I know a guy that built a 16 foot dory with 40 horse motor and drove it from Miami to the Bahamas.
He is a retired airline pilot. Knows the weather and is an above average boat captain.
Just because he can do it doesn't mean anyone could.
Don't forget, it can change in a matter of minutes too.
- Mark Johnson
You take a 24 footer out in 6 foot swells and you'll feel real small.
Hard to explain but your first time out going against the "grain" aint much problem but it's a rough and sometimes wet ride.
Then you start asking yourself, how the hell do I turn this thing around to go back in without flipping.
On top of a wave. Wave dancing.:smile-big:
I've had a bunch of moments in a 24 footer where you really dreaded turning around. It's un nerving
It's a timing thing.
Depends on how the waves or swells are running. Swells aren't much of a problem. You get waves running in tight sets it's a bear. The ocean owns you in a small boat.
You hear terms you don't hear much on fresh water like broaching.
Broaching is when you stuff the bow. It's a bad broach when the bow sticks and the stern passes the bow. Some boats are bad for broaching.
Folks that go out in the ocean alot in big or small boats generally have a great feel for boat handling and how well a boat does or doesn't handle. Most of us never consider how a boat really handles.
Some boats are dogs in salt. Others are up to it.
When I say handle, there is more to it then how she drives. It's how the boat acts and reacts.

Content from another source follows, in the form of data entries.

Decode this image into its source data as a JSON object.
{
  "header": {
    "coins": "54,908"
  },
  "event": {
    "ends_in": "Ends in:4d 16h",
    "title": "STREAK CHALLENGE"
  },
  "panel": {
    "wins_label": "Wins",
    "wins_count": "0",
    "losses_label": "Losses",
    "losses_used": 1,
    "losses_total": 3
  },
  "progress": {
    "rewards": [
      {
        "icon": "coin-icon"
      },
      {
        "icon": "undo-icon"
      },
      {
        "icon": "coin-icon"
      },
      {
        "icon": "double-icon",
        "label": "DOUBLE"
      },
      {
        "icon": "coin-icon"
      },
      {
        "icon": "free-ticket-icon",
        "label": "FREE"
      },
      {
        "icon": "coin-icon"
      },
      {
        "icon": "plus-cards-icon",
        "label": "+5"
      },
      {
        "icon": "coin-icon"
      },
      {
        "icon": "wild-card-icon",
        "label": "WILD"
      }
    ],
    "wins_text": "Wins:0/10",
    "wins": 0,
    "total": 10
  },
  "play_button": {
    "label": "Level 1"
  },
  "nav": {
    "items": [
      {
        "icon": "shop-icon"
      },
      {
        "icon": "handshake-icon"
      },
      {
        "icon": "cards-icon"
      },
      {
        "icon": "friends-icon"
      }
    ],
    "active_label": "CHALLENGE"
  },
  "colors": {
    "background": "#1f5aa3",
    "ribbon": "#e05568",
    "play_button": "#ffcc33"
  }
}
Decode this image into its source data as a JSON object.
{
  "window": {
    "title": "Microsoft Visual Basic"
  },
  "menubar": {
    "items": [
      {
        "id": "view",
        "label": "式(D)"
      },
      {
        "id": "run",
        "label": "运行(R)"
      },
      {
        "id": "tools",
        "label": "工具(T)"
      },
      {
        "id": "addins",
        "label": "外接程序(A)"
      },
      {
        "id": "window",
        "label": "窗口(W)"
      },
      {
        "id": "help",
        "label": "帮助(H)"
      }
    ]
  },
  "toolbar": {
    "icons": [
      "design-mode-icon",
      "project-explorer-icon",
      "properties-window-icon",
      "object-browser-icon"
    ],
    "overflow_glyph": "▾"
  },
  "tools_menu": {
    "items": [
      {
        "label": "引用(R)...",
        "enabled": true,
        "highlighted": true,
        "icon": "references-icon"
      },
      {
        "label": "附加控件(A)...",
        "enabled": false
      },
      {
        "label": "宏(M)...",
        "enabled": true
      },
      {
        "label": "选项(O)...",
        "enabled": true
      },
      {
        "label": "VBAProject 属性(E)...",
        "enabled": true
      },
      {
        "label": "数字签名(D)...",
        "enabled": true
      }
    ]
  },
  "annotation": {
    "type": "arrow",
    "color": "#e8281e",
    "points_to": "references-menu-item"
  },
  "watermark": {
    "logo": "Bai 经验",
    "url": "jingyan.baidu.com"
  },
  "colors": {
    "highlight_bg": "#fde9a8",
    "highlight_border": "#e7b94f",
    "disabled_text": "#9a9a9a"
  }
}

Going back to the boats that are broach prone. You can put some of those guys on the helm of such a boat and before they get out of the marina they can tell you if it's a broacher or not. It's the feel.
High sides for the ocean.
You don't have to have high sides. I'd rather have a high bow and a closed transom myself.
Water coming over the sides has never been my problem. What comes over the bow or rolls in over the stern is what gets you wet. The pangas are a good example.
When to fish.
When it's rough. Slick cam days the bite seems to be slow.
It's the days when you leave the rod in the rod holder to reel fish in because it's so rough seems to be the good days from my experience. The days when you want to tie yourself in the boat. The days when you come in battered and bruised from being thrown about.
The days when you step out of the boat onto the dock and have to pause to regain the land legs.
Those are usually the days I've had something to stick a knife in.
It's a whole different ballgame then a lake in more ways then one. Less forgiving for sure.